Fortune News | May 23,2020
Bracing itself to remain competitive after the liberalisation of the telecom sector, Ethio telecom has split its network infrastructure department into five divisions for service efficiency.
The country's sole telecom operator is also hoping to lease its infrastructure to the two operators that are expected to join the industry next year. It plans to generate income by renting out its 7,100 towers and over 22,000Km of fibre optics to interested telecom operators.
The company's network infrastructure, which is run by 5,400 people, has been split into five divisions, falling under infrastructure or services based on the nature of the network. The divisions are Fixed Network, Wireless Network, Infrastructure-Power & Environment, Infrastructure-Transport Network, and National Operation & Service Management.
The Fixed Network division uses a wired network for voice and data communication, while the Wireless Network is a division that runs the operation of wireless devices or systems in a fixed location reliant on tower networks. The Power & Environment team will handle land acquisition, towers, and supplying power from solar power or generators to fixed networks.
The Transport Network division deals with the transmission and traffic of data between devices. The National Operation & Service Management division, which directly reports to the CEO, is tasked with monitoring services and acts as an information hub. It has a system that reports technical glitches to the relevant department to deploy technical teams to fix issues.
"We made the functional split to make the company efficient, and it is one of the best restructurings we've done," said Frehiwot Tameru, CEO of Ethio telecom. "Mixing power, transmission, wireless and fixed infrastructure and networks was a headache, and the restructuring gave us a big relief."
The new draft licensing directive, which was drafted by the Ethiopian Communications Authority is currently the consultation process, allows for telecom companies to build their infrastructure or use existing infrastructure through a lease agreement.
Leasing infrastructure will encourage Ethio telecom to improve its setup while creating an excellent and sustainable market opportunity, according to Frehiwot.
"We can work as an intracom company that provides infrastructure such as towers and fibre optics for other telecom companies," he told Fortune. "It'll also help the company maintain its position in the market."

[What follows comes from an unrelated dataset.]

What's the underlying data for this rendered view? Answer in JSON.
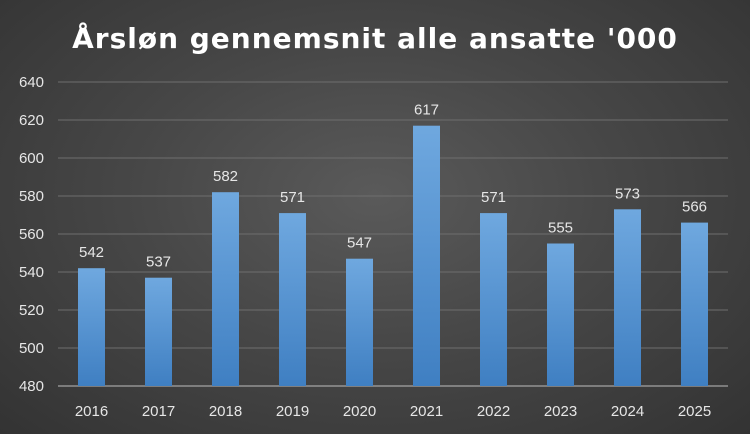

Before starting to share infrastructure, the company will require a little investment and reinforcement to make the existing infrastructure capable of hosting other operators, according to the CEO.
"We're planning to approach the companies that we anticipate to join the industry and asking them to rent out our infrastructure," she told Fortune.

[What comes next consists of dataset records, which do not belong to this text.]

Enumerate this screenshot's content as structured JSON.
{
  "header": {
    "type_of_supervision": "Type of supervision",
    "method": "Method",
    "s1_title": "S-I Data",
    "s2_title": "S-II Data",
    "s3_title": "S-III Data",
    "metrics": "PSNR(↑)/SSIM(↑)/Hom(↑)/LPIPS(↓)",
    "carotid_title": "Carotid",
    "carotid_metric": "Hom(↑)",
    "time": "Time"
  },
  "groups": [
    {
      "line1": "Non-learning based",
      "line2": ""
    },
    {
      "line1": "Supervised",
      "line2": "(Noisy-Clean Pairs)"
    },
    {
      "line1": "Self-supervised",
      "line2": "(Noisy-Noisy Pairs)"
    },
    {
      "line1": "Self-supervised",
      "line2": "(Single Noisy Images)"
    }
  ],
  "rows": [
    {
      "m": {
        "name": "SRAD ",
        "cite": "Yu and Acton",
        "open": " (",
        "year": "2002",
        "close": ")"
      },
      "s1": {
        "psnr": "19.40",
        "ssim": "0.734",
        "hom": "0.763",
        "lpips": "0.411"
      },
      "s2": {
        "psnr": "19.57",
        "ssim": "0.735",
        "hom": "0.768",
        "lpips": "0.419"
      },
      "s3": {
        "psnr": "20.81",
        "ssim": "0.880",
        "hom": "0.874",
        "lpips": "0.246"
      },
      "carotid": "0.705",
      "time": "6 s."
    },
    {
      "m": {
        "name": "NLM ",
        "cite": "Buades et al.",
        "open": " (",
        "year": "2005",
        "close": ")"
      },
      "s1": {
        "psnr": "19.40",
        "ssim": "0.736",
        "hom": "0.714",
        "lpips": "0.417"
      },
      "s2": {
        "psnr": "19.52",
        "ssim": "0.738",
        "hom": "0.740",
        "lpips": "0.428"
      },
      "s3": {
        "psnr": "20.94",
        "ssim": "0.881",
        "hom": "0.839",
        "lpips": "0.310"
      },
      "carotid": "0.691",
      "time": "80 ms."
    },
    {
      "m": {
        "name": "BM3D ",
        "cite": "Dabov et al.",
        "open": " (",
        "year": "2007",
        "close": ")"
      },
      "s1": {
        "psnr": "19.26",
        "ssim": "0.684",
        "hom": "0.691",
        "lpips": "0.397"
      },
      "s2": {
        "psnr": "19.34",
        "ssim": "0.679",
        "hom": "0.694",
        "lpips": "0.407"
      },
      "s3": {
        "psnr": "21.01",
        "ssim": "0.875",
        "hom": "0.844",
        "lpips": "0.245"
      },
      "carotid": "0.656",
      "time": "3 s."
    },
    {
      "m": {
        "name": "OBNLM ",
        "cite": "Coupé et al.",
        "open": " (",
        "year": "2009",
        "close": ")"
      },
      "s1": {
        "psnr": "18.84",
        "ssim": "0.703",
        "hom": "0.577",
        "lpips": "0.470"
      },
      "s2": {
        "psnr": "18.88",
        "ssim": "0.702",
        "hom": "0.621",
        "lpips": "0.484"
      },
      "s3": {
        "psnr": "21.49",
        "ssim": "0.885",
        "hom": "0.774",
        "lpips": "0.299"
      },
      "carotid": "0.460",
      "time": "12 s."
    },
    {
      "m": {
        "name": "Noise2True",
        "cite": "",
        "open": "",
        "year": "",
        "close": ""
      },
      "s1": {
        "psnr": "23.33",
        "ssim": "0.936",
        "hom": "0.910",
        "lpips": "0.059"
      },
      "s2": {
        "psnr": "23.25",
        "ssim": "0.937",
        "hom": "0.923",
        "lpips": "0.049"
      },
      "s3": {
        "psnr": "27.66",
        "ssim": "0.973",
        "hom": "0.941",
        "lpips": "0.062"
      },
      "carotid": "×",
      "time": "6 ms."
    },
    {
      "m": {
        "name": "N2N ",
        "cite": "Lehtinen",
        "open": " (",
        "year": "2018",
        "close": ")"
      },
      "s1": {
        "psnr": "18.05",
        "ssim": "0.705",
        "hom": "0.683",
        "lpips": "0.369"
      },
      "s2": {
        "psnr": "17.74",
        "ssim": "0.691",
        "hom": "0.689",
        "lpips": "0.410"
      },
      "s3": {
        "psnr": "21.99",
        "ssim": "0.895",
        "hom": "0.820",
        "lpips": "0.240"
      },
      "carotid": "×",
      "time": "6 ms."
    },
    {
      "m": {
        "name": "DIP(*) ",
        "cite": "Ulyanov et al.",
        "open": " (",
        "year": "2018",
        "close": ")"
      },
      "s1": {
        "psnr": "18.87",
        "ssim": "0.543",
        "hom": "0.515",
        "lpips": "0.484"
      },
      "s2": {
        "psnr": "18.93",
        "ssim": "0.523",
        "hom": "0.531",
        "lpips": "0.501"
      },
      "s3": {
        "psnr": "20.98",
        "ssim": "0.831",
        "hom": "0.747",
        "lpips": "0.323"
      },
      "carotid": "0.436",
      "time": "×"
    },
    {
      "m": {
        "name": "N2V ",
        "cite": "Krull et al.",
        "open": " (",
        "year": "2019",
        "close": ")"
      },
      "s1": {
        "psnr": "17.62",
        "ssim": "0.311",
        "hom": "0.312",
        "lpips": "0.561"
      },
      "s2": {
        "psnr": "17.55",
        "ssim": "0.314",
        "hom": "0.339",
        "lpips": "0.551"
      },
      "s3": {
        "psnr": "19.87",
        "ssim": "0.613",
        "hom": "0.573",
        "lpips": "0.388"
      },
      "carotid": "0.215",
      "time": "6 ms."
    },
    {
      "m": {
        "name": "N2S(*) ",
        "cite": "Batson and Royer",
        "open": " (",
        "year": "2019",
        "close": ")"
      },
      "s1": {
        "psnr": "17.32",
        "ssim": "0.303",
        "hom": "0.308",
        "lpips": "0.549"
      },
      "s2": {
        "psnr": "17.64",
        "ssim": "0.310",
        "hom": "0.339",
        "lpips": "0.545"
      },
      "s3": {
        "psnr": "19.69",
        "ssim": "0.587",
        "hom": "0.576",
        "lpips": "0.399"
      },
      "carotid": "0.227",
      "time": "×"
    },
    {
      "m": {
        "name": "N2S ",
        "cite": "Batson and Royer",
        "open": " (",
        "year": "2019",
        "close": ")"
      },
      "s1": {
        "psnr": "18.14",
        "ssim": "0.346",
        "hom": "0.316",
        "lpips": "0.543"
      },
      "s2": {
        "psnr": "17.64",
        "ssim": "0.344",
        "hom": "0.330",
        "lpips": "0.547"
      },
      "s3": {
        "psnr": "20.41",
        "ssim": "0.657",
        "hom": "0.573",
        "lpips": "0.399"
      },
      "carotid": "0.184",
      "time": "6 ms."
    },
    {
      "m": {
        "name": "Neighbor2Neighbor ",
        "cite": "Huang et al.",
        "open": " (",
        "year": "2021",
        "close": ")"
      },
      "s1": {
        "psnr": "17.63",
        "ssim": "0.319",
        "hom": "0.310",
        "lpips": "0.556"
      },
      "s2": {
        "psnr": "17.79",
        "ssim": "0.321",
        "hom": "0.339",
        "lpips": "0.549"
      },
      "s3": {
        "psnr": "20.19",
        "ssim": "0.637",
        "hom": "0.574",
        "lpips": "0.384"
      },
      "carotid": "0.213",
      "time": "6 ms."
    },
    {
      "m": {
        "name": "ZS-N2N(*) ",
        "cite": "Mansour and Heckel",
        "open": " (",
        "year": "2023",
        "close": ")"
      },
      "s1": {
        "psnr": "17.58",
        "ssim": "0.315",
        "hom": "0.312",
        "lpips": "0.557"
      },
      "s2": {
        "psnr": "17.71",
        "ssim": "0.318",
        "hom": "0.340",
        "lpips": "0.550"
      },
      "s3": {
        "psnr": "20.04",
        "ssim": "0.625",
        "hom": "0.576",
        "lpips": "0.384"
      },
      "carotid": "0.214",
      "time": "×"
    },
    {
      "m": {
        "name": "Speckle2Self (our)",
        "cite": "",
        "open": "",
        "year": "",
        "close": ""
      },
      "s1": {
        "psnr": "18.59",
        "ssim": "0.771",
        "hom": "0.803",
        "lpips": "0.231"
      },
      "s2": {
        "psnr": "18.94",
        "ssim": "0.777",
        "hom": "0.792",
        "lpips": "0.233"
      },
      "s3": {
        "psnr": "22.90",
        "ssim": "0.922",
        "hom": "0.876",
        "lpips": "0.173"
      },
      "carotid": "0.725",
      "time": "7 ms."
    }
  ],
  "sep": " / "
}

Restructuring and dividing the company won't bring about efficiency, according to Terrefe Ras-Work, a telecom expert with over three decades of experience who also believes that the idea of privatisation itself was a big mistake.
"The right decision would have been to follow the lead of Ethiopian Airlines and strengthen the company," he said. "Trying to stay competitive after privatisation is meaningless."
The problem with Ethio telecom has been managerial instability as the past 27 years has shown, added the expert.
"The strength of Ethio telecom is that it is under a government monopoly," he said. "For a big sector like that, which is involved in every aspect of the nation's activity, staying strong after the privatisation will not happen."
Ethio telecom pulled in 47.7 billion Br in revenues during the just ended fiscal year. Of these revenues, 147.7 million dollars was in foreign currency. Revenues from mobile voice calls, data and internet contributed 49pc, 29pc and nine percent, respectively. Value-added and other services contributed 9.4pc and 3.6pc, accordingly.
In the reporting period, the company paid 11.3 billion Br in taxes and four billion Br in dividends. It also serviced 318.4 million dollars of its debt during the past fiscal year.
Showing 5.8pc growth, total telecom users reached 46.2 million. From this figure, 44.5 million are mobile voice call users, while 23.8 million are users of mobile data and internet—the remaining use broadband and fixed-line services.
Recently, the Ministry of Finance hired Deloitte to advise on the partial privatisation process of the company for 3.8 million dollars. The government is currently in the process of selling 40pc of the company's shares to an international firm while retaining a 55pc ownership. The remaining five percent of shares will be availed to interested buyers in the country, as well as the diaspora.